I saw my first Shoebill in Rwanda on 14 June 2005. I was with a group of birders and we had traveled east from Kigali to the Akagera National Park with our primary birding goal being the Red-faced Barbet, the closest that Rwanda has to an endemic species. (It can also be seen in Uganda and Burundi, but Akagera is the safest bet for this particular tick.) We dipped on the barbet; despite being told that it was a near-certainty in the parking lot outside the entrance lodge, it was not to be.

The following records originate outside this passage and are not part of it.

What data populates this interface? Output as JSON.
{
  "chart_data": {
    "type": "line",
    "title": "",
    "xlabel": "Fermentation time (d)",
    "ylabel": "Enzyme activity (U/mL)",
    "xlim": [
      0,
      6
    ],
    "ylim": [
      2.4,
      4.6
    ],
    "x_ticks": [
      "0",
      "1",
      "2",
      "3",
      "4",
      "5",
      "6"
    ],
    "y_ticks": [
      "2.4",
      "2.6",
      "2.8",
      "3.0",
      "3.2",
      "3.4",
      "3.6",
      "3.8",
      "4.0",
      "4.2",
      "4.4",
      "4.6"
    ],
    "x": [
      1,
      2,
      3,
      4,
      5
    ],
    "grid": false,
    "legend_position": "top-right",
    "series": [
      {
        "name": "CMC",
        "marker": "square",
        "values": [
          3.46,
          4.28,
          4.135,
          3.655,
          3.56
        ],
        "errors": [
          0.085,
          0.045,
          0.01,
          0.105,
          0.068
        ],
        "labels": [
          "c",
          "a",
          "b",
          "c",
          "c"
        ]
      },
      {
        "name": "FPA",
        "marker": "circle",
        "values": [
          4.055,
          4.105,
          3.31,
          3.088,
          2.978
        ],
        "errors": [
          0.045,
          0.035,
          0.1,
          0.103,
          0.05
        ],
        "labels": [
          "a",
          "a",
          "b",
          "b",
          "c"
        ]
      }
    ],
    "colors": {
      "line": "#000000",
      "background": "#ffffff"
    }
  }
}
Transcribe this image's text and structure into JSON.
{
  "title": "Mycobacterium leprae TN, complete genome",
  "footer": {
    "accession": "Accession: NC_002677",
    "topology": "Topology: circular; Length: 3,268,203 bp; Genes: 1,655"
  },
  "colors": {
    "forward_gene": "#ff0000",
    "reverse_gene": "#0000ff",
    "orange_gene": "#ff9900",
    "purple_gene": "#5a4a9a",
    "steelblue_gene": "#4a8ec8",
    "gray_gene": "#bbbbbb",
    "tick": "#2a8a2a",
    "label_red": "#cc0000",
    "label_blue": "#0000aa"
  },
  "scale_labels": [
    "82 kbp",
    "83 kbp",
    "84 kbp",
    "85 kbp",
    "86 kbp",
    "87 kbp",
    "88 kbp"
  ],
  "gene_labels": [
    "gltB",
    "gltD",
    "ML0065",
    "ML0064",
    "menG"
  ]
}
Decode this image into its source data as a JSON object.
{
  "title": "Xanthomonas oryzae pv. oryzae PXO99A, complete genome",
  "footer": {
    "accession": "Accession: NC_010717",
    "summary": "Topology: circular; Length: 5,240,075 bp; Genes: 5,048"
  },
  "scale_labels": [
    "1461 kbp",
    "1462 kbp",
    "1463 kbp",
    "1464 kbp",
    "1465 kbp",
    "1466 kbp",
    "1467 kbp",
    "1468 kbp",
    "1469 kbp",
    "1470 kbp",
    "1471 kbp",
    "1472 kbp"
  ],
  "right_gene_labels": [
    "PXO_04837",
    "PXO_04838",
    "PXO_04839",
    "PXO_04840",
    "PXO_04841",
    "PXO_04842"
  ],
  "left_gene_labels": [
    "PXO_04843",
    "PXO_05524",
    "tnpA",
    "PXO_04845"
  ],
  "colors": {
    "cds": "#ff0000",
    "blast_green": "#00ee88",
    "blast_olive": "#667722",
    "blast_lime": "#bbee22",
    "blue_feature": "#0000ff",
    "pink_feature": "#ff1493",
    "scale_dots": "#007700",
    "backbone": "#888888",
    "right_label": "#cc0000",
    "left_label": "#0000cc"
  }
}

But there was the unexpected bonus of very decent, if distant, scope views of the Shoebill, which John Gould in his 1851 paper ‘On a new and most remarkable form in ornithology’ assigned the scientific name Balaeniceps rex and described it as ‘the most extraordinary bird I have seen for many years’. It is one of those birds the full impact of which is impossible to anticipate through photographs and paintings. ‘Abu markub’ (‘father of the shoe’) as the Arabs call it, is so much more striking in the flesh than in two dimensions and for me, that impression has not been diminished after further sightings in Uganda, Zambia, and South Sudan.
Akagera in 2005 was in serious need of TLC. Thousands of post-genocide returnees settled there from 1995 and, very understandably given the circumstances, human needs outweighed those of the environment. The refugees destroyed the forest for timber and hunted the animals for protein, and allowed their long-horned cattle to graze in the grasslands. The need to protect the livestock from predation meant that the park’s lion population, estimated to be approximately 300-strong, was wiped out. Black rhinos were also poached into local extinction. By 2005 the refugees had moved out of the park, but the depredations of that period were still very evident in the paucity of animal sightings and the dearth of any tourism infrastructure.